In Bioscopewala, Danny Denzongpa essays the title character, a Kabuliwala who comes to Kolkata in the early 1990s, driven out of Afghanistan by the fundamental regime, his little cinema theatre burnt down. And in Kolkata, he does not sell dry fruits or lend money, but entertains children with his bioscope, giving them hours of entertainment by allowing them to fly across continents and peep into the world of Indian movies. One of them who is mesmerised by all this imagery is Minnie – who, like in Tagore’s story, gets fond of the Bioscopewala.
However, things take a horrible turn when the Bioscopewala is jailed for murder and cast away for many years. And when he comes out, Minnie is a young woman (Geetanjali Thapa), a documentary filmmaker living in France. When her estranged, father Robi Basu (Adil Hussain), dies in a plane crash while he is on his way to Afghanistan, the daughter returns home wondering why he was making that trip. It is then, that she meets Bioscopewala, who is by then bedridden and afflicted with Alzheimer's disease.

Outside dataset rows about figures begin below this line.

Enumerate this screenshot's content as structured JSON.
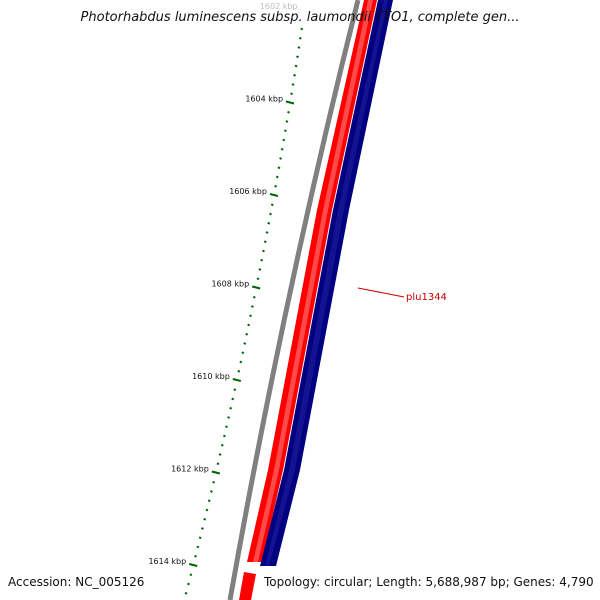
{
  "title": "Photorhabdus luminescens subsp. laumondii TTO1, complete gen...",
  "footer": {
    "accession": "Accession: NC_005126",
    "topology": "Topology: circular; Length: 5,688,987 bp; Genes: 4,790"
  },
  "scale": {
    "major_ticks": [
      {
        "label": "1602 kbp",
        "faded": true
      },
      {
        "label": "1604 kbp"
      },
      {
        "label": "1606 kbp"
      },
      {
        "label": "1608 kbp"
      },
      {
        "label": "1610 kbp"
      },
      {
        "label": "1612 kbp"
      },
      {
        "label": "1614 kbp"
      }
    ]
  },
  "feature": {
    "label": "plu1344",
    "color": "#cc0000"
  },
  "colors": {
    "backbone": "#808080",
    "forward_strand": "#ff0000",
    "reverse_strand": "#000080",
    "ticks": "#006400"
  }
}
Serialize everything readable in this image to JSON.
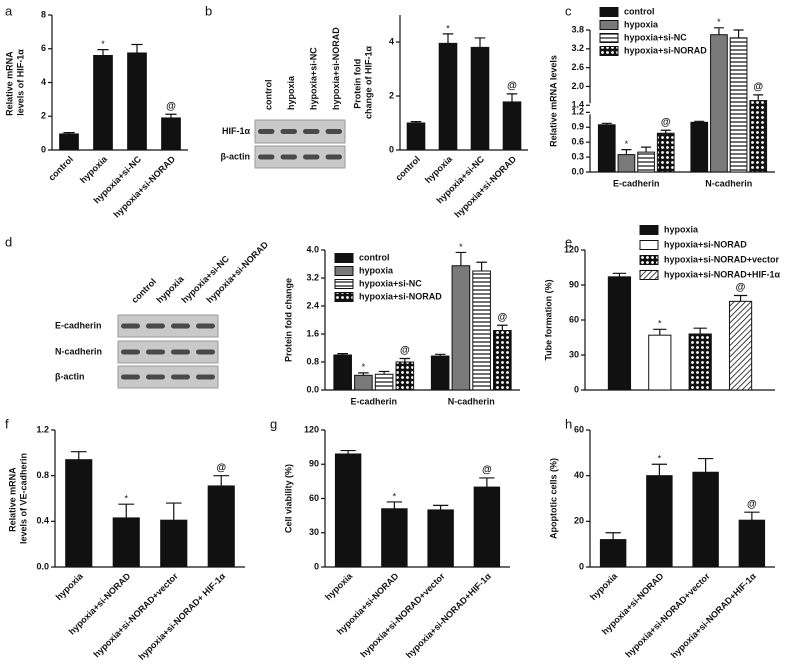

Minnie undertakes that unfinished trip of her father to Kabul, where she discovers that the Bioscopewala had a daughter, and the man's extraordinary affection for Minnie stemmed from his ties with his own daughter. He had looked upon Minnie as his own little lass. In many ways, Medhekar's work is hauntingly poignant tracing the lovely relationship between Minnie and the Bioscopewala.
Enriching the screenplay is a wonderfully melodious song written by Gulzar. Shot partly in the Bowbazar area of North Kolkata, Bioscopewala does not end the way Tagore’s or the earlier movies did. Medhekar’s work offers something more modern, but for those who swear by Tagore, his Kabuliwala has a certain sweetness, a certain romanticism, a certain feeling of simplicity, which are so sacred that any attempt to tinker with the original would merely rob the soul of the story.